NaNoGenMo project: Book of Horoscopes
Every November, I get excited for NaNoGenMo — National Novel Generation Month, which challenges you to write code that generates a 50,000-word novel (we’re using novel loosely here). Your output doesn’t have to make sense and it probably won’t. It’s a great way to practice your code skills for a creative and silly project that over 100 other people participate in on GitHub.
For NaNoGenMo 2019, I created the Book of Horoscopes (see my code on GitHub). Using a list of existing horoscopes and fortunes from other sources, a list of interjections, and Markov chains, my Python script generates a year of daily horoscopes for each Zodiac sign.
The general format, inspired by Cosmopolitan magazine’s horoscopes, is: date, sign, exclamation (“Yikes, Leo!”), then a mangled horoscope:
Friday, January 31, 2020
Aquarius
Agreed, Aquarius! Heaven knows it’s little enough. Good news will come true. Many changes of mind helps in decision making. Compassion is very much a part of your nature. Drain the moat. An exotic journey in downtown newark is in the business world and society. You will attract cultured artistic.
This was a fun project. I love iterative language generation projects with no attempt at narrative, the kind you won’t read straight through but will dive into here and there.
I had one output of my script printed and bound into a 501-page book, without any editing besides formatting:
You can read the whole 501-page output of my script as a PDF (7.5MB, starts on page 5).
Like many Markov chain text experiments, sometimes the output of this project makes an uncanny amount of sense, and sometimes it totally doesn’t.

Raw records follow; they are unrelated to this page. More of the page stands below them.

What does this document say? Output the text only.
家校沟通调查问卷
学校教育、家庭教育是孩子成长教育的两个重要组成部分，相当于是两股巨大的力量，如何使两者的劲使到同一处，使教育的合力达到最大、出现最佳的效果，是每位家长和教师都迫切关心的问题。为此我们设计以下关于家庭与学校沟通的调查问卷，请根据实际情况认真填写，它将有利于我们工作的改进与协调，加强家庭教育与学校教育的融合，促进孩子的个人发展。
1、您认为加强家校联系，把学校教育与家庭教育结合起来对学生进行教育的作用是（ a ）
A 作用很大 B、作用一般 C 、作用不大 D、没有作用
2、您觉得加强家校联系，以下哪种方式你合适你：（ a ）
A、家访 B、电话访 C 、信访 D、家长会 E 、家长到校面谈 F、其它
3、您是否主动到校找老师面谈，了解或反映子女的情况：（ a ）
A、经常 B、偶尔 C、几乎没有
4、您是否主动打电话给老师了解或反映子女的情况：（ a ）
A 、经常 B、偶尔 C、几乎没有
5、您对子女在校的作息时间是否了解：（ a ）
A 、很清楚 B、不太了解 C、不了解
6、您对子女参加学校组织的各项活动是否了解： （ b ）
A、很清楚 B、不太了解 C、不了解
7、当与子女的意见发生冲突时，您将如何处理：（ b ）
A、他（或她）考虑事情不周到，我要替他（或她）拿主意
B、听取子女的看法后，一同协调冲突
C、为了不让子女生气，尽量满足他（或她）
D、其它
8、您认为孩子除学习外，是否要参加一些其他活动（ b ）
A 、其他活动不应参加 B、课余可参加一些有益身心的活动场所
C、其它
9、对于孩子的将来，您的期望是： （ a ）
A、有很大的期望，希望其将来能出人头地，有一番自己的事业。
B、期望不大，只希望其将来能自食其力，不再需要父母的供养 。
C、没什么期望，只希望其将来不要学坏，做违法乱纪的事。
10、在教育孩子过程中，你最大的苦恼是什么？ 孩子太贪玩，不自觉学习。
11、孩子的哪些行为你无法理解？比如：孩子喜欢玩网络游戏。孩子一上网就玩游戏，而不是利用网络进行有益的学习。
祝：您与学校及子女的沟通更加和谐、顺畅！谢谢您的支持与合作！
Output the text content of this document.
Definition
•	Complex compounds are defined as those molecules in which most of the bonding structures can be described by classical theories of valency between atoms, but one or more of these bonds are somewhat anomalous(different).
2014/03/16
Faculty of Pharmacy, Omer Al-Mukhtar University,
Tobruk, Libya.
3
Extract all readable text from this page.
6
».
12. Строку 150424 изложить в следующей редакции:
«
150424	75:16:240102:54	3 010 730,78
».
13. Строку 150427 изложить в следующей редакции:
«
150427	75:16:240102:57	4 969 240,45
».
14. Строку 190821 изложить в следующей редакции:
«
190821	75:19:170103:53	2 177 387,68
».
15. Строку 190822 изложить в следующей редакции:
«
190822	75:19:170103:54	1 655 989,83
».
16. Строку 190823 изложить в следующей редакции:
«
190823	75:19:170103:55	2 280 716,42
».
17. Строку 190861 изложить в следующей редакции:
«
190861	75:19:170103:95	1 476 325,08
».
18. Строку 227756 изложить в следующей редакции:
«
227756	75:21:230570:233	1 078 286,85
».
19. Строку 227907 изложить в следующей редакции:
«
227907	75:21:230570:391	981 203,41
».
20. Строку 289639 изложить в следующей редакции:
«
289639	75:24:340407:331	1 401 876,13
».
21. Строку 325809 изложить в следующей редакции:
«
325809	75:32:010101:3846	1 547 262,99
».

I also left it a little messy, so capitalization and punctuation are a bit off.
I should also note that absolutely zero astrological knowledge went into the creation of this script. No star alignments were calculated, and I still don’t know what “house” means in astrology. This project is meant to be whimsical but not mean-spirited. I won’t lie, I had just read the New Yorker essay about astrology by Christine Smallwood when I started brainstorming project ideas.